San Juan Diego fue beatificado por el Santo Papa Juan Pablo II en 1990 y fue canonizado en 2002.
Rosas de Castilla
El obispo Zumárraga escribió al rey Carlos V en 1529, “Si Dios no mejora acá la situación lo más pronto posible, esta tierra se perderá para siempre.” Se dice que el obispo pidió la intercesión de la Virgen Santísima y que la señal que indicaría la respuesta a esta intercesión por Dios venga en forma de rosas de su tierra natal de Castilla. Estando en México, le hacía falta la presencia de las rosas de su país.
Refleje sobre las palabras de San Juan Diego y Nuestra Señora de Guadalupe:
Juan Diego
“Con pena angustiaré tu rostro, tu corazón: te hago saber, Muchachita mía, que está muy grave un servidor tuyo, tío mío.

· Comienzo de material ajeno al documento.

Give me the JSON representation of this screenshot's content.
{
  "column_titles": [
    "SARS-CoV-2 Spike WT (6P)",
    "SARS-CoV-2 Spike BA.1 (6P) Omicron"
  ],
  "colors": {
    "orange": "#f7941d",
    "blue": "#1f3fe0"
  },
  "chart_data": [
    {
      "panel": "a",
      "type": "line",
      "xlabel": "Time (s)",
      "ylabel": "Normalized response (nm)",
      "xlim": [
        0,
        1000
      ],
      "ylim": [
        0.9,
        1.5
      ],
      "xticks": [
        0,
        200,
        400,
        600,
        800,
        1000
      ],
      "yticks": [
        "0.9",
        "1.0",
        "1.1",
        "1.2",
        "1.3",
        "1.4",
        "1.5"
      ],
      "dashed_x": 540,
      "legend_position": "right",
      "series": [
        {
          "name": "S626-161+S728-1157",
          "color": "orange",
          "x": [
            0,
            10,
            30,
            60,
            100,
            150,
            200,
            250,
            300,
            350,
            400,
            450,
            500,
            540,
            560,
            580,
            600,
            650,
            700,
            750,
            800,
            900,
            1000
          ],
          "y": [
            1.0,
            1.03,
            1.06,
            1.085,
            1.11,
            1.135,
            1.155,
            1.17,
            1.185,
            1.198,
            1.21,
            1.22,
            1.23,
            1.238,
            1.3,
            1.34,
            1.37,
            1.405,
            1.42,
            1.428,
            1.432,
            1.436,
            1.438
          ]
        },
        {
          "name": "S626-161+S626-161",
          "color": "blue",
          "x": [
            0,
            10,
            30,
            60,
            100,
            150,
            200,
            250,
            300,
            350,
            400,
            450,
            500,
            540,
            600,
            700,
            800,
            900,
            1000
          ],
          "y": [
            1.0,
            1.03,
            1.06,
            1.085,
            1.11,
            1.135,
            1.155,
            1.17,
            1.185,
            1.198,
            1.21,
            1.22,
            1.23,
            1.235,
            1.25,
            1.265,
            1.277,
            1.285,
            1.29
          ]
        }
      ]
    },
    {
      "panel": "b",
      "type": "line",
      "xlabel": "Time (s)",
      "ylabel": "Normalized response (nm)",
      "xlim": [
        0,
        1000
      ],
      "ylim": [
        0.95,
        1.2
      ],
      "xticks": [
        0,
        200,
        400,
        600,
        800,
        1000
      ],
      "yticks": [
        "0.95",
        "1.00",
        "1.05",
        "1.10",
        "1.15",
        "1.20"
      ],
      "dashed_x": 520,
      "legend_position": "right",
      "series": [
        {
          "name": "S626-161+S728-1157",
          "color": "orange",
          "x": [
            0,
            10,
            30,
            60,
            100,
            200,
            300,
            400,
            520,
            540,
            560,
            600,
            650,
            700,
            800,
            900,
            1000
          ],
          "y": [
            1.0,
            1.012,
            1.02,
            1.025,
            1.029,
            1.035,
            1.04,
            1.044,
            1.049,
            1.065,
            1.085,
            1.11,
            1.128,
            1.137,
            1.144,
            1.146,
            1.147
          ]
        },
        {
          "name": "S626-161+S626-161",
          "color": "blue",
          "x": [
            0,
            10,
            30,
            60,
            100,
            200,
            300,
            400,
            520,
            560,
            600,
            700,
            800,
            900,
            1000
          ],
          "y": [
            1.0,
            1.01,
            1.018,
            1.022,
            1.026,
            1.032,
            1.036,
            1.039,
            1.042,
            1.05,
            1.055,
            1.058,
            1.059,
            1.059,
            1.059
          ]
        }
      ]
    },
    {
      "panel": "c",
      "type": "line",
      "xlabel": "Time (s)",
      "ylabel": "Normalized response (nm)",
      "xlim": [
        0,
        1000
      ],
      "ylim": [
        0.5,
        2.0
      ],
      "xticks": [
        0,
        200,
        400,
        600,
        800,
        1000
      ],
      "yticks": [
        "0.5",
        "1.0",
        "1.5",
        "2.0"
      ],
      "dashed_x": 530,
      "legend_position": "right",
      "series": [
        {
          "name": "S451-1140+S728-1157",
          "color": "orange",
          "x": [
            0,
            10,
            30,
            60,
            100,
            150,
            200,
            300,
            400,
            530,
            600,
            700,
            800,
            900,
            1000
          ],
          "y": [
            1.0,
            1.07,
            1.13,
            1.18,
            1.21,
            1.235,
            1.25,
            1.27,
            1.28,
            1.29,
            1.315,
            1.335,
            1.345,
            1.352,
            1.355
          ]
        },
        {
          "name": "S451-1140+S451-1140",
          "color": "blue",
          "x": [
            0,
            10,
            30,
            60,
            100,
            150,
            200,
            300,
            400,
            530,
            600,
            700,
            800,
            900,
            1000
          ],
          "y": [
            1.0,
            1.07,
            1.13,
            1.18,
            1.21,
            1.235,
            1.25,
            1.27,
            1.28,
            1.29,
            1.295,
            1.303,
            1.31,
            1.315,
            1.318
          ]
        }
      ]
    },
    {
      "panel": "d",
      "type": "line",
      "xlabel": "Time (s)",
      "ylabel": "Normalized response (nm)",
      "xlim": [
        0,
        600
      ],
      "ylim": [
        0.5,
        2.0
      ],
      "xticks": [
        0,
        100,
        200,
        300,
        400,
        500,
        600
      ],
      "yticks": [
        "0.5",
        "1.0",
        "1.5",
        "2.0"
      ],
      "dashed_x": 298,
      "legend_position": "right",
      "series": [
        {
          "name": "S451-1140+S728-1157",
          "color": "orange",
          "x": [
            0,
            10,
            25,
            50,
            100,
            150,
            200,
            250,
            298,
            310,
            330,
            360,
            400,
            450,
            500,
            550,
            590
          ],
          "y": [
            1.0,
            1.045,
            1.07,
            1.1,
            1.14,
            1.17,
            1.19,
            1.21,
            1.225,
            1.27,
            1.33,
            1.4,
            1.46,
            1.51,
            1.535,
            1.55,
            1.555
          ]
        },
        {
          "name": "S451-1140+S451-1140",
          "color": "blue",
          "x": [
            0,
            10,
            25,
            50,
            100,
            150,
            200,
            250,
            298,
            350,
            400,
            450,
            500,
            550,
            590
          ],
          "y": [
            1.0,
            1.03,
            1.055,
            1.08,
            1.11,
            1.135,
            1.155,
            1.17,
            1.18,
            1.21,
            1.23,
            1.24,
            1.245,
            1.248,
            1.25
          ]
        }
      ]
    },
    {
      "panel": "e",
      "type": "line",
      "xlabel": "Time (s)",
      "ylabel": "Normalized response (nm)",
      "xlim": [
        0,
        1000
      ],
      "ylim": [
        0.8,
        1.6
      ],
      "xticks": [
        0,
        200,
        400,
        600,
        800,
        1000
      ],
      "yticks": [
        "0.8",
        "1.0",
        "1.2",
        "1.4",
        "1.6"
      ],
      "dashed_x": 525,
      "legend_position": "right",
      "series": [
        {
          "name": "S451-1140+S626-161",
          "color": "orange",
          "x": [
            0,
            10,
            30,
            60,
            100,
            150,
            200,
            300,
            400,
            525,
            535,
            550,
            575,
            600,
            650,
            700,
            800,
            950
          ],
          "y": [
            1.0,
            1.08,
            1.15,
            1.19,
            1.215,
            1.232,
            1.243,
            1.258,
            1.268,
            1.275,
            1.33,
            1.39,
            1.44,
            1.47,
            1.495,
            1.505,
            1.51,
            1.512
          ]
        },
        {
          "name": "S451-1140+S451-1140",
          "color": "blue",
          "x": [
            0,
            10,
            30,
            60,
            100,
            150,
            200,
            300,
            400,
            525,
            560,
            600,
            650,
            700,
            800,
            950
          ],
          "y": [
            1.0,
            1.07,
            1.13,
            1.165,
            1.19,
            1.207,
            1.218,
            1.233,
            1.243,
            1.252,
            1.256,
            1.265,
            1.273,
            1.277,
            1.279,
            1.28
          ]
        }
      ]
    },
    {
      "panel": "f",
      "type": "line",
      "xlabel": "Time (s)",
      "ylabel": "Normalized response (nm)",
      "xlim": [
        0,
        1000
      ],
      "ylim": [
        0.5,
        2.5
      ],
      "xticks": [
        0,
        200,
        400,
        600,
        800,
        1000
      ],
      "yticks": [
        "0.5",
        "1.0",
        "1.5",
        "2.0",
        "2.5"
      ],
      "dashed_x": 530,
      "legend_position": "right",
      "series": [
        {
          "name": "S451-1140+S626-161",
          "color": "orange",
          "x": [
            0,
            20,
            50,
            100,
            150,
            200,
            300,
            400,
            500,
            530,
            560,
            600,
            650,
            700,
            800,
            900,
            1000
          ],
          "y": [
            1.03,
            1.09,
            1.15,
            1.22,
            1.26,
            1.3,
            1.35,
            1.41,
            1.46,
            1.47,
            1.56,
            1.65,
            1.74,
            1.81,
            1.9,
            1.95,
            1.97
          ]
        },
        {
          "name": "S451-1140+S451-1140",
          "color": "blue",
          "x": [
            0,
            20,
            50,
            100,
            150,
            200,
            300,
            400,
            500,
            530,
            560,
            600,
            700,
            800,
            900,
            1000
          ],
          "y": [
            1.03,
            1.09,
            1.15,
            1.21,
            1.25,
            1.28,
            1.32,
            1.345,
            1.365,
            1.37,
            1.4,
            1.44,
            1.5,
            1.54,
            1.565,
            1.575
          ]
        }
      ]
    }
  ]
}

Una gran enfermedad se le ha asentado, seguro que pronto va a morir de ella.
“Y ahora, iré de prisa a tu venerable casa de México, a llamar a alguno de los amados de Nuestro Señor, a uno de nuestros sacerdotes, para que vaya a confesarlo y a dejarlo preparado.
“Porque en realidad para esto nacimos, los que vinimos a esperar el trabajo de nuestra muerte.
“Mas, si voy a llevarlo a efecto, luego aquí otra vez volveré para ir a llevar tu venerable aliento, tu venerable palabra, Señora, Muchachita mía.
“Perdóname, todavía tenme un poco de paciencia, porque con ello no te engaño, Hija mía la más pequeña, Niña mía, mañana sin falta vendré a toda prisa.”
Nuestra Señora de Guadalupe
“Escucha, ponlo en tu corazón, Hijo mío el menor, que no es nada lo que te espantó, lo que te afligió; que no se perturbe tu rostro, tu corazón; no temas esta enfermedad ni ninguna otra enfermedad, ni cosa punzante y aflictiva.
“¿No estoy yo aquí, que tengo el honor y la dicha de ser tu madre?
“¿No estás bajo mi sombra y resguardo?
“¿No soy yo la fuente de tu alegría?
“¿No estás en el hueco de mi manto, en el cruce de mis brazos?
“¿Acaso tienes necesidad de alguna otra cosa?”